In blue are true x inputs from sensors 3, 4, 5, 6, and 7 for a circle without rotation (the other sensors gave unusable data due to being mismounted on the plasma cutter used to draw circles). In red are inputs for the same path, obtained from its parameterization. Comparisons of observed with ideal input data suggest that negative error is more likely and of a greater average magnitude. These comparisons were done for only a few trials, however, so more comparisons between real and ideal data should be done in order to obtain estimates of expected error that might be included in the tracking algorithm as a correction.
Below are examples of paths reconstructed using our program. In the core algorithm, at each time step the change in the puck's position is computed separately using each pair of sensors, and then averaged over to produce the "true" change in position. There are also options to include the calibration and/or consistency check when reconstructing the path.
Here we reconstructed the path of the same diagonal line with and without the consistency check. In this trial, three of the puck's sensors were held over the edge of the table in order to produce inaccurate readings. While our consistency check is successful in discarding sensors with extreme error, as in this case, it is in general unhelpful in improving reconstructions when error is more moderate.

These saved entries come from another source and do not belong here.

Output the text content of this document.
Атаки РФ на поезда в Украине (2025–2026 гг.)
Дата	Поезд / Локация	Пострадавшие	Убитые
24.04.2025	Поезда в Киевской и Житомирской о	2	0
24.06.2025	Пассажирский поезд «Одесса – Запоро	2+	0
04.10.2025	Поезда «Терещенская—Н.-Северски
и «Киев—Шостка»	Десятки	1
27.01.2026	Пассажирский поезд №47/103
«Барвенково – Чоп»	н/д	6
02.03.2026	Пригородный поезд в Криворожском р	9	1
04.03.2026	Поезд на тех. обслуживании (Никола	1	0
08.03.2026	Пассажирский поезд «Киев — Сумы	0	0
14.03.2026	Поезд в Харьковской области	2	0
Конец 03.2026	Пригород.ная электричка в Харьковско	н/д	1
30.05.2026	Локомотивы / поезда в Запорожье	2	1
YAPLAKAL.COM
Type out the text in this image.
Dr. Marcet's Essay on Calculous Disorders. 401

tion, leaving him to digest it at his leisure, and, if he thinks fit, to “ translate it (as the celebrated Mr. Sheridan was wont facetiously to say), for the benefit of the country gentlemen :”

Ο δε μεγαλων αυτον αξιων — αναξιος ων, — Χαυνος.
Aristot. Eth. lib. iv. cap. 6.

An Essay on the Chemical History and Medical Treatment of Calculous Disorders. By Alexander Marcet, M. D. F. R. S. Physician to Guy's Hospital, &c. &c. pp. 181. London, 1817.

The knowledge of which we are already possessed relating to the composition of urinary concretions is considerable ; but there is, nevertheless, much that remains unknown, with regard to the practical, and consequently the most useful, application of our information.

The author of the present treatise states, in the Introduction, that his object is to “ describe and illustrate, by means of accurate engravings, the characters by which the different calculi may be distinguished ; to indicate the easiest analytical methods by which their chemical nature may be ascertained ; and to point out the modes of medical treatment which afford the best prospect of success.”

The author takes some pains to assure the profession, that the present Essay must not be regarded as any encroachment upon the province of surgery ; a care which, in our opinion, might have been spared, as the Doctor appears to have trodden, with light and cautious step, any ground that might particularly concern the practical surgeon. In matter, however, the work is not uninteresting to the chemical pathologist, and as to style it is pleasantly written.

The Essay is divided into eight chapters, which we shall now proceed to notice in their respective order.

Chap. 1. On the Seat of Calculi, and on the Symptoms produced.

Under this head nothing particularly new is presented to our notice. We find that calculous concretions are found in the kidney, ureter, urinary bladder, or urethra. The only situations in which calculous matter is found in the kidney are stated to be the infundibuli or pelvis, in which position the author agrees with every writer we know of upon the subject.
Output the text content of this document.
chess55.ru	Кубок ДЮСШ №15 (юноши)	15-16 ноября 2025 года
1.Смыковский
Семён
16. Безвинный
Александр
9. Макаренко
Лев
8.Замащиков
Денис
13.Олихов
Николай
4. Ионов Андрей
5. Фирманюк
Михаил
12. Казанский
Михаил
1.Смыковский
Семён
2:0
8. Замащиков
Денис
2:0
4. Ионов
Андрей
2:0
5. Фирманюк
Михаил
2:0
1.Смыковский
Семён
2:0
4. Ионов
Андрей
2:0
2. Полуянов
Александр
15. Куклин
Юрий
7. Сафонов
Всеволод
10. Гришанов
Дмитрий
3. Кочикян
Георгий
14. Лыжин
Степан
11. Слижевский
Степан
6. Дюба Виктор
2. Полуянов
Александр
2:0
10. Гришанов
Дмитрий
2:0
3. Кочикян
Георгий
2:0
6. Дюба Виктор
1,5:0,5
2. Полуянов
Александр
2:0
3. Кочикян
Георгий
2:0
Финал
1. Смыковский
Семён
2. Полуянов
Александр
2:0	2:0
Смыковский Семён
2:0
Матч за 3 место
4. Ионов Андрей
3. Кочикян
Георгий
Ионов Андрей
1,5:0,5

Calibrating the puck generally improves path reconstruction in those trials that we have tried. In the left column, we have reconstructions of a diagonal line, single arc, and double arc (same path traversed once in each direction). On the right are the same paths reconstructed with calibration. Note that in row 3, the two traversals of the half-circle should be overlaid, while in the plot produced by the algorithm they are slightly offset. We believe this to be due to the error that occurs when the puck is moving at low speeds (in this case, when the puck changed direction at the end of the first traversal of the half-circle).
A major remaining issue is the discrepancy between the path reconstruction obtained by averaging the reconstructions of each pair of sensors, and the reconstructions of the individual sensors. Averaging all sensor pairs, while not yet perfectly accurate, generally yields smooth paths that resemble the true path. Examining the pairwise plots (Figure 7), where the ijth plot is the path of the puck's center computed using only sensors i and j, it is unclear how the accurate path of Figure 6 was reconstructed by averaging the pairwise results. Note that the above figure was drawn without the consistency check, so the apparently unreliable sensors evident in the pairwise plots were not discarded - in fact, when these sensors were discarded (not presented here), the reconstructed path became less accurate. Understanding why some pairwise path reconstructions are so inaccurate, and how the average of all sensors can be so accurate despite unreliable pairwise reconstructions may gave insight into the behavior of the algorithm and the puck.